Um homem com um avental azul carrega às costas um cesto de bambu. Ano após ano, entre o céu claro e os campos verdes de arroz, muitos residentes em aldeias levam os filhos consigo para a apanha do pimento.
No sudoeste chinês, nas zonas montanhosas e silenciosas, a paisagem rural está envolta em mistério. Ao longo de milhares de anos, caravanas de cavalos transportaram chá através da Antiga Rota do Chá, fluxo de pessoas e de mercadorias que não só desenvolveu as redes de transportes como também promoveu várias trocas culturais.
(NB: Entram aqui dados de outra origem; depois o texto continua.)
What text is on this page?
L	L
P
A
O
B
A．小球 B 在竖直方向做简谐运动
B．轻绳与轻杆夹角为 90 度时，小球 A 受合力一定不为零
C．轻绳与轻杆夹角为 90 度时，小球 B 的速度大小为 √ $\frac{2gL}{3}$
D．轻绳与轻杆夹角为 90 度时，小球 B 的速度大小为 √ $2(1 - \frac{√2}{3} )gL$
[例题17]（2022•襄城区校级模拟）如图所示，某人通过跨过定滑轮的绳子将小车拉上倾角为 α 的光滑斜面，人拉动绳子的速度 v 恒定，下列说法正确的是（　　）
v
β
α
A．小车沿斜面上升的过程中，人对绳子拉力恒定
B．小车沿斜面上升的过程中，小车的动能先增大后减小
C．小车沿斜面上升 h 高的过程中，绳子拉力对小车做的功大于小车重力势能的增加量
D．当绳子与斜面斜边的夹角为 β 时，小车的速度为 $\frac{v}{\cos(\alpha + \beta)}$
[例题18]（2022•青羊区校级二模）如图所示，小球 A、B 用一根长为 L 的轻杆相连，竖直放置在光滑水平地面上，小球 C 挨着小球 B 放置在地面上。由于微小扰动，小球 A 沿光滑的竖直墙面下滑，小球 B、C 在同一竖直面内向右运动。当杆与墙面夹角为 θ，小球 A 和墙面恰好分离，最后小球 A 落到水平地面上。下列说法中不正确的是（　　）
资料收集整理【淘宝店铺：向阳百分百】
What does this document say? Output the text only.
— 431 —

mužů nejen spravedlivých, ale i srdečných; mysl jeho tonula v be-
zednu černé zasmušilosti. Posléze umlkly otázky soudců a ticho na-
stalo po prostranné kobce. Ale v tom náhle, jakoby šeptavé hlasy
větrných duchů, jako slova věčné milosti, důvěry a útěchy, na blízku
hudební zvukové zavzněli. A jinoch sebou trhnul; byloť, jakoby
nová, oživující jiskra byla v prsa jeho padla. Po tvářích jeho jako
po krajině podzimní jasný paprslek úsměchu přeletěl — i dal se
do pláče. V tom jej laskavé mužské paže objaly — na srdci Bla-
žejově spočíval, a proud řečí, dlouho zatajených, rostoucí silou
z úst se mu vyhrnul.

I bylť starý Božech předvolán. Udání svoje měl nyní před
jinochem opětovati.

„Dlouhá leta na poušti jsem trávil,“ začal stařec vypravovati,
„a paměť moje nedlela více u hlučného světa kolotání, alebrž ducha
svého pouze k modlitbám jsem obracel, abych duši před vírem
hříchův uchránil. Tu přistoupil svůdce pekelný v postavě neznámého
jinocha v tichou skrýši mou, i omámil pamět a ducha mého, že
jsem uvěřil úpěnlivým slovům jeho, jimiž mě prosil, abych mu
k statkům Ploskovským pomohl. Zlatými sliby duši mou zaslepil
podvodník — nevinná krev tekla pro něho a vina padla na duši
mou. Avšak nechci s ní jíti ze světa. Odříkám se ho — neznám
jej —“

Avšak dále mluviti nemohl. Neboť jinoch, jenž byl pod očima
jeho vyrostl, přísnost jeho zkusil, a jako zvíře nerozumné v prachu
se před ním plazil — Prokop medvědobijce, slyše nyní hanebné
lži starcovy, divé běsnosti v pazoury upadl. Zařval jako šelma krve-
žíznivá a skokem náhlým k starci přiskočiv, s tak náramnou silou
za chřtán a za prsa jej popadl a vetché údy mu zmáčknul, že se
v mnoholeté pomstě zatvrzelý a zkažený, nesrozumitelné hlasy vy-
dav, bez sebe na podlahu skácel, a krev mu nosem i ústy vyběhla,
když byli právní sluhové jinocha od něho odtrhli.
A vila de Shaxi – entre Lijiang e Dali – assumiu um papel importante nesta rota comercial, embora a dificuldade de acesso ao local tenha sempre constituído uma barreira. Mesmo não sendo agora isoladas e perigosas, a lentidão de deslocamento não é atrativa no atual contexto de viagens “fast food”. A verdade é que é essa mesma lentidão dá valor à vila, onde a Antiga Rota do Chá sobrevive ao desgaste do tempo.
Na rua Sideng está situado o único mercado restante da antiga rota comercial que ligava o Tibete ao Sudeste Asiático. Em comparação com o espírito de festa de Lijiang e o caos de Dali, a tranquilidade de Shaxi vai ao encontro do que imaginamos quando pensamos na Antiga Rota do Chá. Em 2002, o Governo Popular do Município de Jianchuan cooperou com o Instituto Federal de Tecnologia de Zurique (ETHZ) num projeto de restauro para proteger a cultura local e garantir um desenvolvimento sustentável, transformando Shaxi num modelo de planeamento para proteção de localidades históricas na China.
No entanto, o país tem vindo a sofrer uma grande expansão ao nível das infraestruturas. E em 2019 começou a ser construído o Projeto de Shaxi da autoestrada Hejianlian, com um total de 19,8 quilómetros. Muitos acreditam que a construção deste projeto irá reescrever a História de Shaxi, marcada por difíceis acessos, e encurtar em grande parte o tempo de viagem entre Shaxi e as localidades vizinhas, reconstruindo uma importante ligação turística na região oeste de Yunnan. Todavia, a construção traz também preocupações. Muitos receiam que, apesar dos benefícios económicos, a autoestrada aumentará também a distância para a atmosfera antiga e calma da localidade.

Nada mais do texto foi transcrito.